Nippons Buddhisten im Spielfieber

Auch unseren Japan-Korrespondenten zieht es bisweilen — ein wenig — auf Abwege  ■ Aus Tokio Georg Blume

Pachinko ist ein anrüchiges Automatenspiel. Die Yakuza — japanische Version der Mafia — kontrollieren die meisten Spielhallen, heißt es. Und sie verdienen bei der Sache mehr als die hiesige Autoindustrie. Außerdem gibt es Pachinko nur in Japan, weshalb es sich für Touristen empfiehlt.

Eine Pachinko-Partie zählt zu den liebsten Freizeitvergnügen der JapanerInnen. Annäherend die Hälfte der japanischen Männer und immerhin 20 Prozent aller Frauen gehen Umfragen zufolge regelmäßig zum Pachinko. Wie das Spiel funktioniert, entdeckte der französische Soziologe Roland Barthes bereits vor mehr als zwanzig Jahren: „An der Kasse kauft man eine Anzahl Metallkugeln“, so Barthes, „vor dem Apparat (einer Art senkrechtstehender Tafel) führt man dann mit der Hand die Kugeln einzeln in eine Öffnung ein, während man mit der anderen einen Hebel betätigt und die Kugel damit durch ein System von Hindernissen schleudert. Wenn der Impuls richtig war (weder zu stark noch zu schwach), setzt die Kugel einen Reigen anderer Kugeln frei, die einem in die Hand fallen.“

Was Barthes beim Pachinko faszinierte, war die „kontrollierte Zufälligkeit“ des Spiels.

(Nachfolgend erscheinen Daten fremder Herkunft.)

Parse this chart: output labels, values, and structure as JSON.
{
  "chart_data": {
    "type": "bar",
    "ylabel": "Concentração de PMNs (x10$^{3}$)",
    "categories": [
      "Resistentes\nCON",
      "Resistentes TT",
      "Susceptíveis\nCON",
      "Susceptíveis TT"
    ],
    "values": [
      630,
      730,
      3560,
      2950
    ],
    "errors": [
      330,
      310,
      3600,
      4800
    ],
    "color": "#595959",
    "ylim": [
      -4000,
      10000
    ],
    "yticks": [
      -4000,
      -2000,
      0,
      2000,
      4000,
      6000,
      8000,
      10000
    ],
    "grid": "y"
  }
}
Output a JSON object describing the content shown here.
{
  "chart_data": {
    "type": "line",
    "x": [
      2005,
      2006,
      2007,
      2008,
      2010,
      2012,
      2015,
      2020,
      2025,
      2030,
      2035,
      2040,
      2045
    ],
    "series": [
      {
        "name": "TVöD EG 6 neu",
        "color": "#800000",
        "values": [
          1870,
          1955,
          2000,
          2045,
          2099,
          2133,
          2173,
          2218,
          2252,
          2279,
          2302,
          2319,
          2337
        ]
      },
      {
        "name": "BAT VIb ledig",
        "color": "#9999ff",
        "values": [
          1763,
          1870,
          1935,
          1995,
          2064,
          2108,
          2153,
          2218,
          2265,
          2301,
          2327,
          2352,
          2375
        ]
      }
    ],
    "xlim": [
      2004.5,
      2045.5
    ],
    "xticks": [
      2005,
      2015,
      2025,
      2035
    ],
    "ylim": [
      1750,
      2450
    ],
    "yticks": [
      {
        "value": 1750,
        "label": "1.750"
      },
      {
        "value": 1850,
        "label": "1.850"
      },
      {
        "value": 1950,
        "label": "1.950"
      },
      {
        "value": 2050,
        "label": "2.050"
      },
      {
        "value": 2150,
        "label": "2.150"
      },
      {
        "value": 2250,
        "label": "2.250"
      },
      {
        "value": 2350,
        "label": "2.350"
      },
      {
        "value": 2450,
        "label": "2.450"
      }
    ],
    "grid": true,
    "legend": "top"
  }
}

Während beim westlichen Flipperspiel lange um die Kugel gekämpft werde, könnten die japanischen Spieler ihre Kugeln nur beim Abschuß steuern. Die Kunstfertigkeit beim Pachinko-Spiel vergleicht Barthes deshalb mit der sparsamen Technik japanischer Malerei, „die es will, daß der Strich in einer einzigen Bewegung ein für allemal gezogen wird“.

Beim Pachinko-Spiel genügt also eine einzige Kugel zum großen Wurf. Der gelang kürzlich einem Pariser Freund. Kaum hatten wir lächerliche 200 Yen in einen Automaten gesteckt und versuchten gerade die Abschußbewegung einzuüben, da platze der Pachinko-Segen über uns nieder: Sirenen ertönten, Flutlichter blitzten, ein Lautsprecher schrie: „Maschine 33 hat gerade Fieber bekommen.“ Zwei Abwaschschüsseln voller Silberkugeln schüttete der Automat vor uns aus. Spielerkollegen klopften uns auf die Schultern. Der Hallenwart sorgte für den Abtransport der kiloschweren Gewinnmasse.

Nach dem so unerwartet davongetragenen Sieg ließ sich der Sinn des Spiels neu interpretieren. Ging es also doch nur um Geld und Gewinn? Alle zuvor befragten Zeugen hatten gerade das entschieden zurückgewiesen.

„Pachinko-Hallen sind wie Parkanlagen in einer übervölkerten Gesellschaft“, hatte Hiroshi Takauchi, Manager der „Long-Term Credit Bank of Japan“ erklärt. Pachinko-Fan Takauchi hatte wohl die Einsamkeit gemeint, die Pachinko- Spieler genießen, wenn sie stundenlang zwischen Kugellärm und Popmusik unbehelligt vor ihren Automaten hocken. Auch Fosco Maraini, der italienische Japanologe, hatte hinter dem Pachinko-Spiel weit mehr als die treibende Kraft die Geldes vermutet: „Eine der grundlegenden buddhistischen Techniken besteht darin“, analysierte Maraini, „den eigenen Geist durch die endlose Wiederholung eines kurzen Satzes von allen Gedanken zu befreien. Darin liegt das versteckte Unterbewußtsein, das dem ungeheuren Erfolg des Pachinko-Spiels zugrunde liegt.“

Doch wer gewinnt, verzichtet gerne auf Erklärungen aus dem Unterbewußtsein. Die Silberkugeln in den Abwaschschüsseln wurden alsbald gezählt und gewogen: Annäherend 7.000 Kugeln, die knapp 17 Kilo auf die Waage brachten, hatte unser Automat hergegeben. Dafür gab's einen Gutschein, der sich im Hallen-Annex in Teddybär, Tabak oder Talismann einlösen ließ. Mein Pariser Freund freilich wählte den sauberen Gewinn aus der Kassenschublade: Er bekam reines Gold mit dem eingravierten Markenzeichen der größten Firma der Welt, Mitsubishi — wohlmöglich direkt aus der Hand der Yakuza. Das Gold ließ sich später eintauschen: Die Metallteile waren 200 Mark DM wert.